The University of Arizona was featured in that documentary, an exemplar of the large public research university. It is telling that the day after the documentary aired, the Chronicle ran a piece saying that administrators at Arizona were upset with how the piece depicted their university. The producers of that documentary were not out to get the University of Arizona, not at all. They were out to illustrate some of the problems Higher Ed is facing today with undergraduate education and that the large research universities are struggling here. The denial in the Chronicle was both predicatable and comical.

It may not be human nature to face serious problems head on. And in this case especially, since these campuses must continue to recruit students and promise parents that they are doing well on the social contract to educate their children, it is hard to imagine a forthright endorsement of the themes in Declining by Degrees coming from within Higher Ed Administration.

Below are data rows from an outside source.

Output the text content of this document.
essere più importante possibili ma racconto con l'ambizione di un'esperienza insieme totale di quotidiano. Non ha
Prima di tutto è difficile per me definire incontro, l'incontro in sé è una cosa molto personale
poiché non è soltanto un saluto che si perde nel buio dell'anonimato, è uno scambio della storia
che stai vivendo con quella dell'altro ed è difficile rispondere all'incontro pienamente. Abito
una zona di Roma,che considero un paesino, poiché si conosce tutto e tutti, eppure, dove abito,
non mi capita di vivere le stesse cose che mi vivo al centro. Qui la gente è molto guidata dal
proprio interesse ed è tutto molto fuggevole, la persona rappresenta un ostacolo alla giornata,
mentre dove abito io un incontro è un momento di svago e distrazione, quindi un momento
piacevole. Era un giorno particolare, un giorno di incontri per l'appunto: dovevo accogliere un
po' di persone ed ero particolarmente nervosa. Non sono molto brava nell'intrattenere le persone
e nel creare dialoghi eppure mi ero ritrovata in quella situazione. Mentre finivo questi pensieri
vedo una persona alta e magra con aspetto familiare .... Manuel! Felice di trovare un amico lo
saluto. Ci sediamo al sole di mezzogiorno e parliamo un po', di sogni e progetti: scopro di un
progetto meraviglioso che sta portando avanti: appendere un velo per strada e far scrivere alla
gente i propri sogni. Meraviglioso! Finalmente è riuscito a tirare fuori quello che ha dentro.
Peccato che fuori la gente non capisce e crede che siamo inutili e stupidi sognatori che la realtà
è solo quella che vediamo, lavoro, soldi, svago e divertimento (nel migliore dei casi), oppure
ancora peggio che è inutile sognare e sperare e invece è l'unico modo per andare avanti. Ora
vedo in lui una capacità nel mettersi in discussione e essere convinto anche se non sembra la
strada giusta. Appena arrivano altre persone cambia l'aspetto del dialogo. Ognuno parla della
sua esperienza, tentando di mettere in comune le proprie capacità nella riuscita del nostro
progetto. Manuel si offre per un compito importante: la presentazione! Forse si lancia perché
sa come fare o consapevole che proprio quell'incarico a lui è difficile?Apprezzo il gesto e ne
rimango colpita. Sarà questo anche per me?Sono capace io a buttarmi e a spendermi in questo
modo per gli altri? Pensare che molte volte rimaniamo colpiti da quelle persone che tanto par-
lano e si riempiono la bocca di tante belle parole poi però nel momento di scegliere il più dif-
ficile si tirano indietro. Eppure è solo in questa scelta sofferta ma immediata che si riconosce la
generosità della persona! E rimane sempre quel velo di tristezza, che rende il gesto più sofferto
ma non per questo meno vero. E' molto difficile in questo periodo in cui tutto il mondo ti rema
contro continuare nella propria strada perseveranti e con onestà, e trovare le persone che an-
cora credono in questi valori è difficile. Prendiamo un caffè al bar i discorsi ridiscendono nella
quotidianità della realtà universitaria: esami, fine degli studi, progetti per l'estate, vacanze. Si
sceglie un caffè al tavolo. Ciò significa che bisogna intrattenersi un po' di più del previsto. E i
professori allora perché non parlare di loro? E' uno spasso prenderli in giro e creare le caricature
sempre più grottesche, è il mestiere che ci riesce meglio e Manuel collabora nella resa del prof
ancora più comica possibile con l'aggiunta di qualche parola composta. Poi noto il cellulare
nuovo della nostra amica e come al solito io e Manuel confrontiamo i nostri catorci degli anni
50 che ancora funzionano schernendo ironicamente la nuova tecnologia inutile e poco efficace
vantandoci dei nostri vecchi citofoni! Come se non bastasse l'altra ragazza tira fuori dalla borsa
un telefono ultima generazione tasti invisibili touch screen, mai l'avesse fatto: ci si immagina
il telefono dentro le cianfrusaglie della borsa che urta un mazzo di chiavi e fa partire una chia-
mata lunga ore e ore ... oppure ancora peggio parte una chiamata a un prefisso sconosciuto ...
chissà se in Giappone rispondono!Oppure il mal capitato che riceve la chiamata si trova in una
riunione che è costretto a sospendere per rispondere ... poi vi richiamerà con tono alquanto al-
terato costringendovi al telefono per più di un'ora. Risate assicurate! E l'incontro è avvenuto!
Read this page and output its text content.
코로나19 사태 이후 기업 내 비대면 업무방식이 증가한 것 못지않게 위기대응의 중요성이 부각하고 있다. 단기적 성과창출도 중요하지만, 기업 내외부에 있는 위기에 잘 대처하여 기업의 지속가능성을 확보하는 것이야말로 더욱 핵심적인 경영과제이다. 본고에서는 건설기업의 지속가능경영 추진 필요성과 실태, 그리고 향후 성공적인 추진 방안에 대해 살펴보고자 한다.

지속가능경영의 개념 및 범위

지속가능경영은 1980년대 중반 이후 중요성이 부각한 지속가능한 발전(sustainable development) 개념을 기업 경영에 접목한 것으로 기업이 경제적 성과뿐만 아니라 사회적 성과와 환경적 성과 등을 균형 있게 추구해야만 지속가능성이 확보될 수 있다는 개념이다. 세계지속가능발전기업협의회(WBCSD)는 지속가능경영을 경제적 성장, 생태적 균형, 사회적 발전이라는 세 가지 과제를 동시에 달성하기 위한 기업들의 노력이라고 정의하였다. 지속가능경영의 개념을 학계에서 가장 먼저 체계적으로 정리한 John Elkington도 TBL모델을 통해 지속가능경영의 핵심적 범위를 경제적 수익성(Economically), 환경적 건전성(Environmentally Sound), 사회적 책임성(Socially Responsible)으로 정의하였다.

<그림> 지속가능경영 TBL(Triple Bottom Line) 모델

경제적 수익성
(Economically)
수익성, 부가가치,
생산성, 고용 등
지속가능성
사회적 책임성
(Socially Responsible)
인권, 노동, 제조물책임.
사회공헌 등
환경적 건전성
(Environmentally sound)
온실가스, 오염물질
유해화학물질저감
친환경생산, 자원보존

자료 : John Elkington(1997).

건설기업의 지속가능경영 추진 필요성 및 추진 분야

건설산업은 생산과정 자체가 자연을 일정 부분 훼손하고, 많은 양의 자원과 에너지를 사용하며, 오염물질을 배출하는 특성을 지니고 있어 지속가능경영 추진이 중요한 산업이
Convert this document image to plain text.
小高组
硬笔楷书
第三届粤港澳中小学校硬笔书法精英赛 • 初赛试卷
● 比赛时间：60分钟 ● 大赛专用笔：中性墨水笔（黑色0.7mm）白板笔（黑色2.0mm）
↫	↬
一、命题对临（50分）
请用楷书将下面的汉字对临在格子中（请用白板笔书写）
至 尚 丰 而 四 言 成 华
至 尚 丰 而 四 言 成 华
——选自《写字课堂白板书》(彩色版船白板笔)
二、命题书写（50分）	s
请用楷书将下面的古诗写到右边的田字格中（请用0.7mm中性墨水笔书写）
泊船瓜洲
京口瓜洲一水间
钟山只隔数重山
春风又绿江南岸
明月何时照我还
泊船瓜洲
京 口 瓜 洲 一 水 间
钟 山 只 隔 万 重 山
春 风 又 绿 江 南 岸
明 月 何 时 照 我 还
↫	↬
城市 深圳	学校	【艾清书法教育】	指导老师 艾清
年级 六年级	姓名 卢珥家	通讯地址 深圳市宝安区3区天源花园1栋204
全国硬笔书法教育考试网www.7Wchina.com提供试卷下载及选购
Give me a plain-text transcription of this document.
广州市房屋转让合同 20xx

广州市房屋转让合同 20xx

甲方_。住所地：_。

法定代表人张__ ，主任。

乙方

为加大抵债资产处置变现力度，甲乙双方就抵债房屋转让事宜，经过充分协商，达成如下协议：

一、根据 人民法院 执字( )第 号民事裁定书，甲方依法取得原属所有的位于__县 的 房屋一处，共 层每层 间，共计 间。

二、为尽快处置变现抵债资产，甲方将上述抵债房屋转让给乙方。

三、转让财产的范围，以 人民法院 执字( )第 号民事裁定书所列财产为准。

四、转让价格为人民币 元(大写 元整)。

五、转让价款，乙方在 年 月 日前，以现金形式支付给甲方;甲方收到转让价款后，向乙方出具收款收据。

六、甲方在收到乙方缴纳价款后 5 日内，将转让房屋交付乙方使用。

Those in Information Technology more broadly and educational technology more specifically live this non-denial denial on a regular basis. This plays out in our budgets and the services we are expected to provide; never the twain shall meet. We need leadership willing to openly express what is really going on. But don't hold your breath.

Although the economy is rebounding nicely now so we may get a temporary restbit, I fear we're headed for worse problems in Higher Ed over the next five to ten years and we're not doing enough to get ready for that now. It is this lack of positioning, which is the real problem. But if you don't acknowledge that things are tough, why should you change the way you do things?